Older man with head in his hands.

New Acute-Migraine Therapy Shows Promise

A drug belonging to a new generation of acute-migraine treatments eliminated pain and reduced bothersome symptoms for people with migraine in a large-scale trial reported in the July 11 issue of The New England Journal of Medicine. The drug, rimegepant, may offer advantages over currently available migraine medications.

The study’s first author was Richard B. Lipton, M.D., the Edwin S. Lowe Chair and vice chair of the Saul R. Korey Department of Neurology at Einstein and director of the Montefiore Headache Center.

Currently, many people with migraine take triptan drugs (such as sumatriptan, eletriptan, and rizatriptan), which were introduced in the 1990s. People not helped by triptans, or who can’t take them, may benefit from the new class of drugs called gepants, which includes rimegepant.

Gepants work by targeting the receptors for a small protein, called CGRP, long implicated in migraine. During migraine attacks, CGRP is released, resulting in pain. Gepants relieve the pain and other symptoms of migraine by blocking the CGRP pathway.

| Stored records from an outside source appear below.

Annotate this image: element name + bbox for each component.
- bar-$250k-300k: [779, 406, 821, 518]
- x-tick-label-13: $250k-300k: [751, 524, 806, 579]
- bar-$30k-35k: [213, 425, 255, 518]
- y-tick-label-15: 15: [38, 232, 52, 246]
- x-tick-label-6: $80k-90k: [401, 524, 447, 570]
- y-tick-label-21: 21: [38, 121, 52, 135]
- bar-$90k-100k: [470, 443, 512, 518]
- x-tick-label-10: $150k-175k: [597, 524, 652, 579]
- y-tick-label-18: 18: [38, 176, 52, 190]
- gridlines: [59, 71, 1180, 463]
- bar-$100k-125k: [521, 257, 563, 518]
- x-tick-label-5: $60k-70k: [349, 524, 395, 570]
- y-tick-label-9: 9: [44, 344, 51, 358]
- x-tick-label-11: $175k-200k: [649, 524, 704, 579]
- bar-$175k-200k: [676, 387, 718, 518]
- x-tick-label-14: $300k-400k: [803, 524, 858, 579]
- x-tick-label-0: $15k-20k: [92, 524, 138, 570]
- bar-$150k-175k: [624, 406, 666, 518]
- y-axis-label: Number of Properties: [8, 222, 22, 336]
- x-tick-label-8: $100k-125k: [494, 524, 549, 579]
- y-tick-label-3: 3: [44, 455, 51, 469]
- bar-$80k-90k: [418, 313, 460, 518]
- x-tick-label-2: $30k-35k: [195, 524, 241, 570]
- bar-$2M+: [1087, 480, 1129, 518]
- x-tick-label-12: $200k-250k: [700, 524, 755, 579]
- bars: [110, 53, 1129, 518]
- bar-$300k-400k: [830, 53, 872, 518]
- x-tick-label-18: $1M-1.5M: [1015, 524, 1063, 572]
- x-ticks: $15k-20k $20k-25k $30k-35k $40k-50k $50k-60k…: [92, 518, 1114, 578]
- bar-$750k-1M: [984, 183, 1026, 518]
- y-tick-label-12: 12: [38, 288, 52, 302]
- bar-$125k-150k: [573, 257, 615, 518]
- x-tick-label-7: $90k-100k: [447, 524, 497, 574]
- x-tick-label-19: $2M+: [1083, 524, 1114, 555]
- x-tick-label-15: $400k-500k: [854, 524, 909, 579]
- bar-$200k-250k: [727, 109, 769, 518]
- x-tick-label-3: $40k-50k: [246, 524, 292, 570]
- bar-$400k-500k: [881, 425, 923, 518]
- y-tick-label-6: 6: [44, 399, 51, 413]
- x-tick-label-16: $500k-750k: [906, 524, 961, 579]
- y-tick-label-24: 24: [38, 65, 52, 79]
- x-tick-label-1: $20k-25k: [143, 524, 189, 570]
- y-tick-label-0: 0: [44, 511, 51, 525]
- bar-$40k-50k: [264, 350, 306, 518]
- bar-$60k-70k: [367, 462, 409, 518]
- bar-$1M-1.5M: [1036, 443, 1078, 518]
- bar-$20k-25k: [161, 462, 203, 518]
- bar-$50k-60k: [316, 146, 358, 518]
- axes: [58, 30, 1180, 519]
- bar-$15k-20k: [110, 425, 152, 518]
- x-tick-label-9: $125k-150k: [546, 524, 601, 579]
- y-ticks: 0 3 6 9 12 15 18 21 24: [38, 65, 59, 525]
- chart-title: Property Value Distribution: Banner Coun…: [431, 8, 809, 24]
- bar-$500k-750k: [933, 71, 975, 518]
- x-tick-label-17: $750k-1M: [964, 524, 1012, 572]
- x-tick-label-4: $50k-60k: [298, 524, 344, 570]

Rimegepant was assessed in a randomized, double-blind trial involving more than 1,000 men and women with migraine at 49 centers in the United States. Each participant took a tablet of rimegepant or a matching placebo tablet during a migraine attack. Two hours after taking their tablets, 19.6% of patients in the rimegepant group were free from pain, compared with 12% in the placebo group—a statistically significant difference. Freedom from their most bothersome symptoms occurred in 37.6% of patients in the rimegepant group and 25.2% in the placebo group.